The usually unavoidable consequences of translating a video game to the career are the utilization of the all-important action sequences. After all, that is the primary reason that millions of people spend their hard-earned money on tickets, discs and streaming services. In recent years games have become increasingly concerned with a cohesive plot. Still, the action is the only realistic metric generally applied. The early action movies were constructed along similar lines but the recent rise to ascendancy of the superhero movie. Offerings encompassed films including groundbreaking examples as ‘Spiderman 2’ ‘Iron Man’ and ‘The Avengers.’ They ushered in a new age for the genre where character development, fully established backstories and, most importantly, a narrative capable of permeating the entire production elevating the special effects-driven action to the spice in a fine meal, not the primary ingredient. This incarnation of ‘Tomb Raider,’ embraces this revised paradigm. A possible contributing factor to the poor ratings the movie has generally received is the myopic viewpoint of fans and critics belonging to the millennial generation. In the sense of transparency, I am part of the Baby Boomers. This generation witnessed firsthand the most radical advances in technology and their resulting sociobiological changes in the history of our species. Deprived of this underlying foundation encompassing a grander perspective, they can only gauge forms of entertainment within the confines of their immediate understanding.
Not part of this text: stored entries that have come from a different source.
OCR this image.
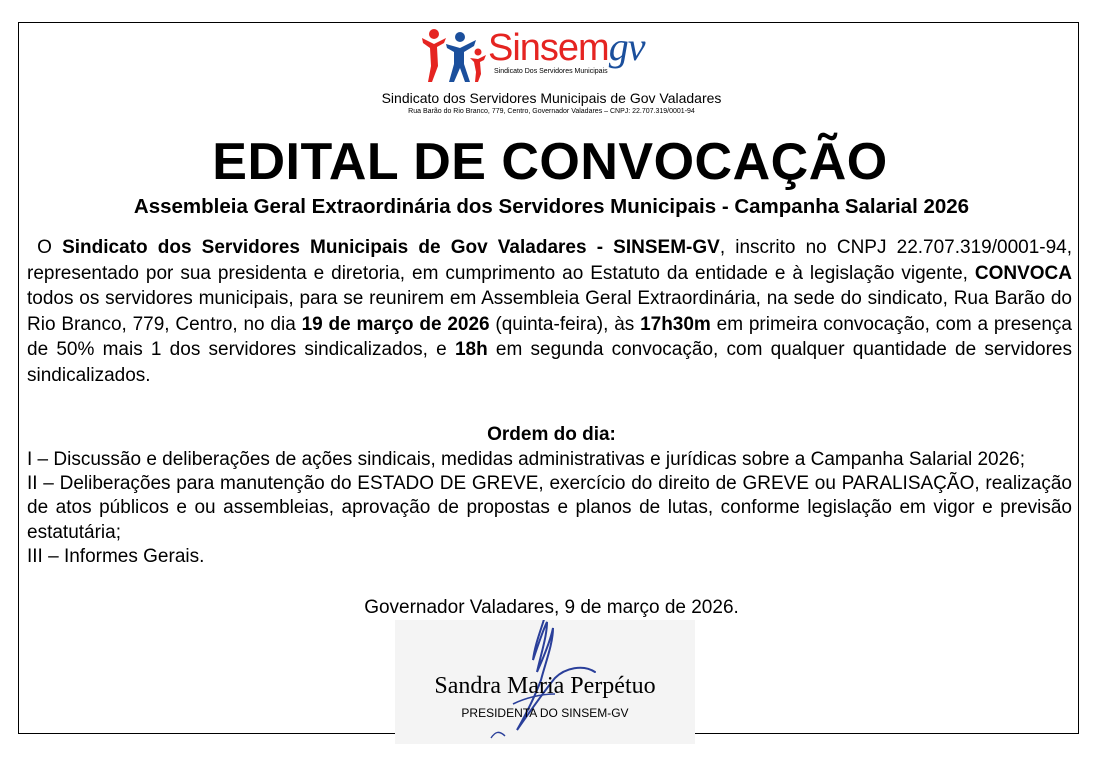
Sinsemgv
Sindicato Dos Servidores Municipais
Sindicato dos Servidores Municipais de Gov Valadares
Rua Barão do Rio Branco, 779, Centro, Governador Valadares – CNPJ: 22.707.319/0001-94
EDITAL DE CONVOCAÇÃO
Assembleia Geral Extraordinária dos Servidores Municipais - Campanha Salarial 2026

O Sindicato dos Servidores Municipais de Gov Valadares - SINSEM-GV, inscrito no CNPJ 22.707.319/0001-94, representado por sua presidenta e diretoria, em cumprimento ao Estatuto da entidade e à legislação vigente, CONVOCA todos os servidores municipais, para se reunirem em Assembleia Geral Extraordinária, na sede do sindicato, Rua Barão do Rio Branco, 779, Centro, no dia 19 de março de 2026 (quinta-feira), às 17h30m em primeira convocação, com a presença de 50% mais 1 dos servidores sindicalizados, e 18h em segunda convocação, com qualquer quantidade de servidores sindicalizados.

Ordem do dia:

I – Discussão e deliberações de ações sindicais, medidas administrativas e jurídicas sobre a Campanha Salarial 2026;

II – Deliberações para manutenção do ESTADO DE GREVE, exercício do direito de GREVE ou PARALISAÇÃO, realização de atos públicos e ou assembleias, aprovação de propostas e planos de lutas, conforme legislação em vigor e previsão estatutária;

III – Informes Gerais.

Governador Valadares, 9 de março de 2026.
Sandra Maria Perpétuo
PRESIDENTA DO SINSEM-GV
The story is not neglected rather it expertly establishes a baseline for the five major action scenes critical to the progression of the film. The provision of context to the CGI intensive battles elevates the film above the simplistic drive for mayhem to the exciting punctuation in a properly creative narrative. This accomplishes a ploy device practically unheard of in this genre, especially movies sourced from gaming. The characters are no long mere avatars for unseen players, confined to actions ordained by their character definition sheets. The principal characters here are free to execute complex actions. With a cast of such exceptional abilities, the effect is freedom to build their respective characters showcasing what they do best properly. The technical missteps are insufficient to justify the low rankings generally attributed to the movie. It has created a world genuinely deserving of a sequel, but considering the increasing popularity of the leading actors, it is doubtful that would ever happen. Thankfully, Warner Brothers decided to release DVD, standard Blu-ray and both 4K UHD and Real 3D versions of the film. I only watched the 1080p and 3D versions and the use of the illusion of depth achieved by the filmmaker is superior to many movies in the genre. This excludes the 3D use in the MCU but compared to most action movies the additional perspective genuinely enhances the experience. One caveat, the 3D release was made in the UK and requires a region B or region free player.